中村:去年の茨城の事件が大きく報道された影響もあるけど、今回の取材では聞かなかったね。友人関係を含めて特に危険を感じたことはないという子が多かった。それと、以前は蛇蝎のように嫌われていた「裏ビデオ」「無修正」に対しても抵抗感のない女性ばかりだった。

―海外のポルノだと無修正が当たり前のようですが、いつも間にかそのあたりもグローバル化してしまったんでしょうか。

中村:価値観の変化は感じたよね。みんな「無修正とか気にしない」「撮影後の配信状況には興味がない」って言ってた。最初に決めたお金さえもらえればあとはどうでもいい、って。あと顔バレについても「これだけ溢れているデータの中からどうやって私を探し出せるの?」って言ってた子がいて、そのあたりも価値観の変化を感じたよね。

―制作側も演者も既存のAV業界に危機感を覚えて飛び出した人にとって、デジタルテクノロジーは、チャンスをくれるツールになっているように感じました。

中村:2015年に『AVビジネスの衝撃』(小学館新書)を書いた時は、まさにデジタル化の影響でAV業界が沈んでいく時代だった。無料の海賊版がグローバルに出回ったことで、「破綻の構図ができた」って言われる時代。AV関係者が生き残るには、日本のAV文化を海外に広めるしかないって思っていた。でも、それから10年近く経ってまったく違うムーブメントが起きている。やりかたと覚悟次第では、個人で大きな収入が得られるようになった。それを可能にしているのもやはりデジタルテクノロジー。
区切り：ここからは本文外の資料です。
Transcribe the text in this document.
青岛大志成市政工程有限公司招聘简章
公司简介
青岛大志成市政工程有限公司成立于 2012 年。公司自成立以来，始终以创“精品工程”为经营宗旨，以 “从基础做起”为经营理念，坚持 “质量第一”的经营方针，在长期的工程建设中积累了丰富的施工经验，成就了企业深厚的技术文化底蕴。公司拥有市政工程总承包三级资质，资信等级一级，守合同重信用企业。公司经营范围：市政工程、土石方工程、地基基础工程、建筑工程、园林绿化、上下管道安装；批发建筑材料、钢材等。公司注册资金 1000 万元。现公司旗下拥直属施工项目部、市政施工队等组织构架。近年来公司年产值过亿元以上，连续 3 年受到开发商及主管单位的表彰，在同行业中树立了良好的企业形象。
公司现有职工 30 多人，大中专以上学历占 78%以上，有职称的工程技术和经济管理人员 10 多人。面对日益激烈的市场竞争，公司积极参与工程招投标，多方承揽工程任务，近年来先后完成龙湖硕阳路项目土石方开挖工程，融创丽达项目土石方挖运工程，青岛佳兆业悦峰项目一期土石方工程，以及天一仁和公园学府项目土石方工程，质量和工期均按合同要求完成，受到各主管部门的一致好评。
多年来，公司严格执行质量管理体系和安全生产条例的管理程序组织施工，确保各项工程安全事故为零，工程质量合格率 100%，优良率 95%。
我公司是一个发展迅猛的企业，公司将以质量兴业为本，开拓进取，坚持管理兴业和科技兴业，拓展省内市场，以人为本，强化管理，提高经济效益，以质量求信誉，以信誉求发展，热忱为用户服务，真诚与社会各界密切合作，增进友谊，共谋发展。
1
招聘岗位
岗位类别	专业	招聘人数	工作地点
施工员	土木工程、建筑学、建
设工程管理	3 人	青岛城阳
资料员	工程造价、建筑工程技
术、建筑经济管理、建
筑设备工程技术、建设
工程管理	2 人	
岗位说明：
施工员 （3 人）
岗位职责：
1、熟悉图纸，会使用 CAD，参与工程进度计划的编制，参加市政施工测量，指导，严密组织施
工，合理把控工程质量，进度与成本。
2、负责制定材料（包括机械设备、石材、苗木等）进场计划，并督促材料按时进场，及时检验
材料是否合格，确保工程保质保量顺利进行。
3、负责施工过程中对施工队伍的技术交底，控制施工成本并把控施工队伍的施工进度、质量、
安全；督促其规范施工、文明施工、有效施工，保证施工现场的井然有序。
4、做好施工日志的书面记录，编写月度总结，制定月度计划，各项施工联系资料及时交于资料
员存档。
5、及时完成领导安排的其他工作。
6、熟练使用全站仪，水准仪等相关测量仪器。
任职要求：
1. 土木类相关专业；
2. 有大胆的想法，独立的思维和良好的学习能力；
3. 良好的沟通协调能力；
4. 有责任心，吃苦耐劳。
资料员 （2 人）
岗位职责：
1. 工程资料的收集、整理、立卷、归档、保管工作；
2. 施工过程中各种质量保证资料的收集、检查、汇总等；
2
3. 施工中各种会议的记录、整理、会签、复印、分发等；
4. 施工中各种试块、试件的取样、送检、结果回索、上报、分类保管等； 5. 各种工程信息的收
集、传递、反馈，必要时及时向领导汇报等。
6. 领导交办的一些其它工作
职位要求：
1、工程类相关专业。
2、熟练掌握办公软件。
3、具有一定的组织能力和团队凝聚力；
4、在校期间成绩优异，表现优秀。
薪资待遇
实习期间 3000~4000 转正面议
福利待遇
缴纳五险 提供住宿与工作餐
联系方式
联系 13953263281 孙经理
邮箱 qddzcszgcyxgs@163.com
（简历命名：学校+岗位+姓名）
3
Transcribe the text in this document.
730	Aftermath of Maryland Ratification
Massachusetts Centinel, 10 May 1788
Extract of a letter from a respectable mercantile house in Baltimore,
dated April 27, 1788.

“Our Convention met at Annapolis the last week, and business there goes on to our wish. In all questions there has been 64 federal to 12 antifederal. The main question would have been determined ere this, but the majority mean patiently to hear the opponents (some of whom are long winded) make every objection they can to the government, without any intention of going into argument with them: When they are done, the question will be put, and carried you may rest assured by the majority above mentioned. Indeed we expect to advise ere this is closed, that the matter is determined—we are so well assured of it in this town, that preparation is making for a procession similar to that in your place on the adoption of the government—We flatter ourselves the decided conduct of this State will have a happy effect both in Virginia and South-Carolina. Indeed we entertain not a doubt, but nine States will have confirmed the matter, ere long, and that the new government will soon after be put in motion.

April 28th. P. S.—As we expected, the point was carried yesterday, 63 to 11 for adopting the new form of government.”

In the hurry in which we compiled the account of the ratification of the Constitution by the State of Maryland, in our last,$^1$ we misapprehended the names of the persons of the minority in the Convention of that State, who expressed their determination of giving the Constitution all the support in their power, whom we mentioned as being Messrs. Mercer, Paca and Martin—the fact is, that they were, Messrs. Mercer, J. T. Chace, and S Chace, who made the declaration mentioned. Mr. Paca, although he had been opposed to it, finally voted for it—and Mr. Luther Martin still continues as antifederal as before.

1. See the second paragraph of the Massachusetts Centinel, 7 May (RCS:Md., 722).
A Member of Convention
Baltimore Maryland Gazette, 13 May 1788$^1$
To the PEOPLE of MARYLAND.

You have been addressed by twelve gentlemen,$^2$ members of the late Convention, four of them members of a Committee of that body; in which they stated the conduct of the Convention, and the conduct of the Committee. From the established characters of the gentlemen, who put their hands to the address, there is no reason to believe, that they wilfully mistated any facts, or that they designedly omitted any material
―コンサル出身のポルノハブ・プロデューサー村上太郎さん(仮名)がお話しされていたマーケティング論も印象に残っています。

中村:同人AVに参入した元適正AV関係者が辞めていく話だよね。精魂込めて作ったのに売れなくて絶望してやめていくって。そもそも適正AVと同人AVで求められているものが違うと。「いいものを作れば、みんな観てくれるはずだ!」っていう世界じゃない。
でもこれってどの産業にも言えることだよね。メディアだって少し前は紙の編集者がデジタルに移ると喜ばれたけど、今じゃ棲み分けができつつある。単に紙の技術をデジタルに持っていくだけでは通用しない。そういう意味でも今回の「同人AV」っていうテーマには、日本社会の様々な問題が映し出されていて、色んな職業の未来を暗示するような存在だと思う。

―本当にそう思います。本書の中では地方の主婦に広がる“副業“も紹介されています。それなんかも経済の停滞が続き、まともに稼げないことから生まれているブームのような気がしました。まさに「日本社会の縮図」として読んで頂きたいですね。